Amidst over 2 million square feet of cultural space in the Greater Boston region, there are two unsung heroes in the city of Somerville that aim to preserve and create arts space. In 2019, Somerville adopted a Fabrication District along with an ACE (Arts and Creative Enterprise) requirement when developing.
The spirit of the Fabrication District is to preserve these usually 100-year-old-plus former industrial buildings as artist and creative communities for affordable individual artist workspaces. In Somerville, these are Joy Street Studios, Miller Street Studios, Vernon Street Studios, Milk Row Studios and Washington Street Arts Center. Meaning: Somerville, known for being big on arts, saw how the region was changing, and chose to do what it could to keep artists working in Somerville.
In the Fabrication District, owners may only develop up to four floors, ultimately de-incentivizing developers. Preserving arts spaces. Further, those who want to develop in most commercial or mixed-use Somerville zones are required to allot 5% of the commercial leasable floor plate to ACE uses. Creating more arts space.

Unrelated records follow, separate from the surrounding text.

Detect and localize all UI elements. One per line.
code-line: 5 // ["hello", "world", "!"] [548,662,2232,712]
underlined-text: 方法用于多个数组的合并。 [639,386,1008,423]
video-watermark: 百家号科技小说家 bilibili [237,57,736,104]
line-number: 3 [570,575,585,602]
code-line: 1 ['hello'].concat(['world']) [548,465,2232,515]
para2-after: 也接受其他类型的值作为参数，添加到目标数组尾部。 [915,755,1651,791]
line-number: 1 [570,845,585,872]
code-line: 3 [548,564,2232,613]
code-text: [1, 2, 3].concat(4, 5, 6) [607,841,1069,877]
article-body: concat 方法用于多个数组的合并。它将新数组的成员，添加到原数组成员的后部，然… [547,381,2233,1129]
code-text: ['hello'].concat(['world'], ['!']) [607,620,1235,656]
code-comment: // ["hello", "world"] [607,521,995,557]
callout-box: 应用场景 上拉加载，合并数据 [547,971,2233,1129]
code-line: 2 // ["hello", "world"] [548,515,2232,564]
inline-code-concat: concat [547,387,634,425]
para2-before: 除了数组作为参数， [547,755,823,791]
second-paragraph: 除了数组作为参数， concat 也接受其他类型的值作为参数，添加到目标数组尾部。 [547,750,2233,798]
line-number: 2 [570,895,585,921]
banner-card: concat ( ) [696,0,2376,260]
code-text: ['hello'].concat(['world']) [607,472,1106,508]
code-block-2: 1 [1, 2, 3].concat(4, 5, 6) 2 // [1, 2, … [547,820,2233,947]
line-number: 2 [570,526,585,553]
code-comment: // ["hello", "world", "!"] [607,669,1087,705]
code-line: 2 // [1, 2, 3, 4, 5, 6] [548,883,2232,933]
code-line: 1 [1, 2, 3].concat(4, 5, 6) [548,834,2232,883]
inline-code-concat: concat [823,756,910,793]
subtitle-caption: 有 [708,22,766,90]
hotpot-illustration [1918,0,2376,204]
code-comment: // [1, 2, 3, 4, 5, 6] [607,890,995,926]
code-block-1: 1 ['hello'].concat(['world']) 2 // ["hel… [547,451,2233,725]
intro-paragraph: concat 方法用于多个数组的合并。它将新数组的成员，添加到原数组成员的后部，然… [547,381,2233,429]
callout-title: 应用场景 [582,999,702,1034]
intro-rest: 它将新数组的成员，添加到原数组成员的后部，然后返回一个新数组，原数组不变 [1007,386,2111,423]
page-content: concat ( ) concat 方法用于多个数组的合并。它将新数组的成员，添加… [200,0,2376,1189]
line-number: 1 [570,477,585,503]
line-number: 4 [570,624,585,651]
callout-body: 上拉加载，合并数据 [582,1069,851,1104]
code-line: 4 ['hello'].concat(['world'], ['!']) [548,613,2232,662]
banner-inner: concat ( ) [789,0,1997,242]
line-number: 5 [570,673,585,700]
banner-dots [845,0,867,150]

Even with these special tools, artist workspace communities in Somerville are at risk, even “high risk,” according to a recent report by the Massachusetts Area Planning Council (MAPC). Any development near an arts building makes it at risk. Development usually causes property values to go up, thus making it tempting for benevolent arts space landlords to sell, when they normally wouldn’t have, causing displacement.